As technology and its skillful use advance, older techniques fall into disuse. Over time, this leads to deskilling in older techniques. Newer technologies may not be as widely available as the older ones, even within the United States. Newer technologies are often unavailable in international locations. As anesthesiologists are expected to provide emergency care in all locations, at least within their own country, they need to avoid deskilling in widely available older techniques.
In the past, direct laryngoscopy (DL) was the only widely available technique for intubation. The ability to perform difficult endotracheal intubation utilizing DL was a highly coveted skill among anesthesiologists. This also led to the development of various laryngoscope blades that had the potential to improve the success of intubation. In the last two decades, there has been an explosive growth of equipment designed to aid airway management. Most of these devices utilize a video camera to view the larynx from inside or outside the endotracheal tube.
Video laryngoscopy (VL): Although many newer airway devices are available, VL is the one used widely by anesthesia providers as well as other health care personnel. VL has increased the success rate and lowered the rate of complications for all practitioners. It has become the primary technique for management of the difficult airway. Learning it is relatively easy, not only for anesthesia providers but even for those who use it only on occasion. This has resulted in reduced utilization and resultant deskilling in other techniques such as DL for management of the difficult airway.
“Patient safety will be compromised if anesthesiologists stop honing their DL and FOB skills.”

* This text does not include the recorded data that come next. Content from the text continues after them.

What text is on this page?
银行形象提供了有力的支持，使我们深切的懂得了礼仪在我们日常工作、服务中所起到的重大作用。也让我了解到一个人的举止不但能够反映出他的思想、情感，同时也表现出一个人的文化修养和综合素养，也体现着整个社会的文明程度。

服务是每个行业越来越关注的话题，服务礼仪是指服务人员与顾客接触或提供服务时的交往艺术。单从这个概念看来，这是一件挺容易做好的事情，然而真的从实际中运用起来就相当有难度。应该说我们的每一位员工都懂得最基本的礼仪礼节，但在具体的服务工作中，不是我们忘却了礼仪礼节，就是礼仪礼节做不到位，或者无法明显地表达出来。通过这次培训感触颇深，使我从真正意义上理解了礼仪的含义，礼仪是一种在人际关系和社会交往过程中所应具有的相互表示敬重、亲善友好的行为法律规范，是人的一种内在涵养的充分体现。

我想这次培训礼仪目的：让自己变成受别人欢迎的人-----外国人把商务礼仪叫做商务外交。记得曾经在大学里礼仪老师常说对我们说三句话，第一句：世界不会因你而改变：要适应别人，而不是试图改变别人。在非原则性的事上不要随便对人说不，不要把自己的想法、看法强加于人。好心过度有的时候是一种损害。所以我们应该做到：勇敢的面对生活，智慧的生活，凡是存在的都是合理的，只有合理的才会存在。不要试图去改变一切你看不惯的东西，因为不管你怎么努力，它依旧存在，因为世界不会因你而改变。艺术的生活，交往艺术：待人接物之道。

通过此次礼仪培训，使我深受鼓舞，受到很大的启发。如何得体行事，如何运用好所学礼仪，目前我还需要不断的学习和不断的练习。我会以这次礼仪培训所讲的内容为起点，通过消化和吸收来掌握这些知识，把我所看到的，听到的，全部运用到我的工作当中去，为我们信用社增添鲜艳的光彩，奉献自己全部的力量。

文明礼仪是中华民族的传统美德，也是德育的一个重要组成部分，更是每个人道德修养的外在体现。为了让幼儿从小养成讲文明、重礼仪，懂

Limitations of VL: VLs may be hampered if the airway is compromised by bleeding, vomitus, or other fluids. In many institutions in the U.S., multiple ORs share a limited number of video laryngoscopes. A VL may not be readily available when needed. Ready availability may be even more limited in locations such as the obstetric (OB) suite, ICU, and emergency department. VLs are usually not included with crash carts in rest of the hospital. They may not be available around the hospital during stat intubations for cardiac arrests. Availability of VL is limited even in health care settings outside a hospital. Availability of VL is severely limited in many international locations. Anesthesia practitioners in regions with limited availability of VL should not deskill from techniques such as DL, even if they own a VL.
Pre-intubation airway examination: A detailed examination of the airway is recommended, especially if DL is expected to be difficult. When VL became popular for managing the difficult airway, the importance of detailed airway examination declined. In the era of COVID-19, detailed examination of the airway is risky and often not performed. This can lead to deskilling.
Difficult Airway Algorithm: Since the advent of VL and other video techniques, the number of cases where the Difficult Airway Algorithm is actively used has decreased, leading to deskilling.
Laryngeal mask airway (LMA): It is an alternative to endotracheal intubation and widely used. Placement of an LMA is not difficult in many cases where endotracheal intubation is difficult. LMAs can contribute to deskilling from endotracheal intubation of a difficult airway. On the other hand, VL-assisted intubation has reduced the utilization of LMA for difficult airway, leading to deskilling in such use.
Moderately difficult airway: Many practitioners are choosing to not attempt DL for the moderately difficult airway, instead utilizing VL. Patients with vulnerable dentition or obesity are included in this group. There has been deskilling of anesthesiologists in DL in this group of patients.
Fiberoptic bronchoscopy (FOB): Maintaining spontaneous ventilation is safer while intubating an airway severely compromised by tumor, infection, or trauma. FOB is suitable for this as it reduces stimulation. Video camera-tipped, long flexible scopes have the same functionality and provide better images. Anesthesiologists should avoid deskilling from FOB as it may be the most suitable technique for some highly compromised airways.
Many intubations of potentially difficult but not deformed airways, which were performed by FOB in the past, are now being performed by VL. This can lead to deskilling from FOB. FOB is also being performed by otorhinolaryngologists and pulmonologists. This can contribute to deskilling of anesthesiologists.
Regional anesthesia: Ultrasound guidance has increased the utilization and success of nerve blocks to provide regional anesthesia. This reduces the need to perform difficult airway management, contributing to deskilling in it.
Intubation by non-anesthesiologists: For difficult airways, compared to other health care practitioners, anesthesiologists have a substantially higher success rate and a lower rate of complications. Outside the OR, intubation by non-anesthesiologists is common, especially in urgent or emergent situations. VL is commonly utilized in these cases. Hence, non-anesthesiologists have few opportunities to acquire skills in DL. Airway management in locations such as the ED and in the field may be compromised if VL is not available.
Anesthesiologists’ responsibility: Anesthesia practitioners are expected to intubate virtually every patient, especially in an emergency. DL may be the only equipment available in many emergency settings. DL is one skill that most distinguishes anesthesiologists from other health care providers. FOB may be the most suitable technique for managing a deformed airway. Anesthesiologists should not allow themselves to be deskilled in DL and FOB. Patient safety will be compromised if anesthesiologists stop honing their DL and FOB skills. If in future VL becomes as widely available as DL, deskilling in DL will be acceptable – if the anesthesiologist does not plan to practice outside the U.S.